En el ámbito europeo, ESMA recuerda las medidas de intervención aplicables a los CFDs, entre ellas límites de apalancamiento, advertencias de riesgo, cierre de margen y protección de saldo negativo.
Estas protecciones reducen determinados riesgos, pero no convierten un CFD en un producto sencillo o conservador.
Si vas a comparar intermediarios para trading con CFDs, puedes partir de nuestra selección de mejores brokers de CFDs.
La fiscalidad tampoco debería dejarse para el final. Guarda extractos, cierres y costes de tus operaciones y revisa nuestra guía sobre la fiscalidad de los CFDs en España antes de preparar la declaración. La tributación concreta puede depender de tus operaciones y circunstancias personales.
Conclusión
Los CFDs de opciones no son opciones tradicionales con otro nombre.

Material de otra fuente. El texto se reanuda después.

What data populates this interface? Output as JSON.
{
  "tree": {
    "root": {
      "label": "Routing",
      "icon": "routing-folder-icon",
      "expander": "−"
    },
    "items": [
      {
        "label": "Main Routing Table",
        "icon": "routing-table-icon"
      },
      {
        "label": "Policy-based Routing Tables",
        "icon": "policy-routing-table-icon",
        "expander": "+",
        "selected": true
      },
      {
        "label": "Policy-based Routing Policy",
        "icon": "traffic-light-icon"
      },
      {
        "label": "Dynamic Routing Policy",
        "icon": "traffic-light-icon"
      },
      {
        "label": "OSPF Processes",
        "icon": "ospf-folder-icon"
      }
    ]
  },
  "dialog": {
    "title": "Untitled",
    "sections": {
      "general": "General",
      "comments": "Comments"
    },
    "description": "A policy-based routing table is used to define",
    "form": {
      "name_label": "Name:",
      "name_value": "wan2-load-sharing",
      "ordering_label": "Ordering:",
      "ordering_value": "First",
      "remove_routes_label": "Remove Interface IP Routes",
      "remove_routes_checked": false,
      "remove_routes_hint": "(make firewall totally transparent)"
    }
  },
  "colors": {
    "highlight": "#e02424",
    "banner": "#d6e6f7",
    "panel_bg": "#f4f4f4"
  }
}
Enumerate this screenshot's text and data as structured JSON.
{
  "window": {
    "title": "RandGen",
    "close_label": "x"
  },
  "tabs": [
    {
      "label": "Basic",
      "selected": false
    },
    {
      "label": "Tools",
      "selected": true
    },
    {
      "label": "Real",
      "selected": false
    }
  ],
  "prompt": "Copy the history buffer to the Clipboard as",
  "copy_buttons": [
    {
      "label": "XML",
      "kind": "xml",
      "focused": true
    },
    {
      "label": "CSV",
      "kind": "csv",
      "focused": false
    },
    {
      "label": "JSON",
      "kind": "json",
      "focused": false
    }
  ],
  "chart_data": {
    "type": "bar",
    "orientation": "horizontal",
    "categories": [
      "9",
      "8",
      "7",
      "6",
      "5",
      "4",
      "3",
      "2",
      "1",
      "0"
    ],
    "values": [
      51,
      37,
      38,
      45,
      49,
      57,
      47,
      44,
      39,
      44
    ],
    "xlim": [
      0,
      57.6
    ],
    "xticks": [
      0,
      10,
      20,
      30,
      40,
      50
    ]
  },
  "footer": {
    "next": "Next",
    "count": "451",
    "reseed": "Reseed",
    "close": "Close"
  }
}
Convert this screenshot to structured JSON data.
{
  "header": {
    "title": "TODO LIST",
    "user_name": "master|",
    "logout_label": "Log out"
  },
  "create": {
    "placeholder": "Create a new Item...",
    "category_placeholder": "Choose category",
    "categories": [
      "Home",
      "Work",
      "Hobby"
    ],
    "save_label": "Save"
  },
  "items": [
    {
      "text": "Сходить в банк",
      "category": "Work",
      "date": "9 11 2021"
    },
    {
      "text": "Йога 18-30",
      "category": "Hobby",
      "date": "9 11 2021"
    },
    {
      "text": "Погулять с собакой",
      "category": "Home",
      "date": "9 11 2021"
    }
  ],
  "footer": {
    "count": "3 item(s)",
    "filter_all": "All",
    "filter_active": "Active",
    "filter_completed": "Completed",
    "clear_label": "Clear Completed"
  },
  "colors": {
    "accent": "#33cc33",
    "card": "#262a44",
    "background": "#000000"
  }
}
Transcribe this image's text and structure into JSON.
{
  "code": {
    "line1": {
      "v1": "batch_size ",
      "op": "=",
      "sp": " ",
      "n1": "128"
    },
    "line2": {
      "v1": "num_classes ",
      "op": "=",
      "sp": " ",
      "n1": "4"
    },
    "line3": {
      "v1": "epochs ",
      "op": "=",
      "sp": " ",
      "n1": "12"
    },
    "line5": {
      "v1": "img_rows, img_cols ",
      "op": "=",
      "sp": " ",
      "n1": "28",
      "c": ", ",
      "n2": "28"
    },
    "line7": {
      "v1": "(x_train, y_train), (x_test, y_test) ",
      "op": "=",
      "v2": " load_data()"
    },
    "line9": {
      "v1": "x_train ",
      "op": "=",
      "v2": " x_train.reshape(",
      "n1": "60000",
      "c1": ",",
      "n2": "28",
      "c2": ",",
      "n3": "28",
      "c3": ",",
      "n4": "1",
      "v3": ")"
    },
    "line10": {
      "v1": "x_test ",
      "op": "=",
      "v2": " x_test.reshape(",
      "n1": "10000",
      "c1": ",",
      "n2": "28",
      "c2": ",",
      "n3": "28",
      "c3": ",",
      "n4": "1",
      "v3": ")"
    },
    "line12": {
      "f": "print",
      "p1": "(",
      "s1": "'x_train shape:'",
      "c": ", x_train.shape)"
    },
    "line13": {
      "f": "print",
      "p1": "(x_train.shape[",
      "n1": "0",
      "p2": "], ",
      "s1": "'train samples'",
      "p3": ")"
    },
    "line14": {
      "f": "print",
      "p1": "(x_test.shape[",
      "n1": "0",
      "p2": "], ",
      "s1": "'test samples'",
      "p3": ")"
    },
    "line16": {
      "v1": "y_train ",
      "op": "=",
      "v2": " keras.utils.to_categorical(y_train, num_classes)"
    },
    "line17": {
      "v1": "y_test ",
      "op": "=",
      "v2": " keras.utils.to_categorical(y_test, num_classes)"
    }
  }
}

Son CFDs referenciados al precio de una opción, por lo que añaden margen, condiciones del proveedor y riesgo de ejecución a un instrumento cuyo precio ya puede depender de factores como la volatilidad y el vencimiento.
Para un principiante, empezar por aquí tiene poco sentido. Primero dominaríamos CFDs y opciones por separado. Si ya tienes experiencia con derivados, el siguiente paso razonable es confirmar que el producto existe realmente en tu broker, entender cómo se forma su precio y calcular cuánto puedes permitirte perder antes de abrir una posición.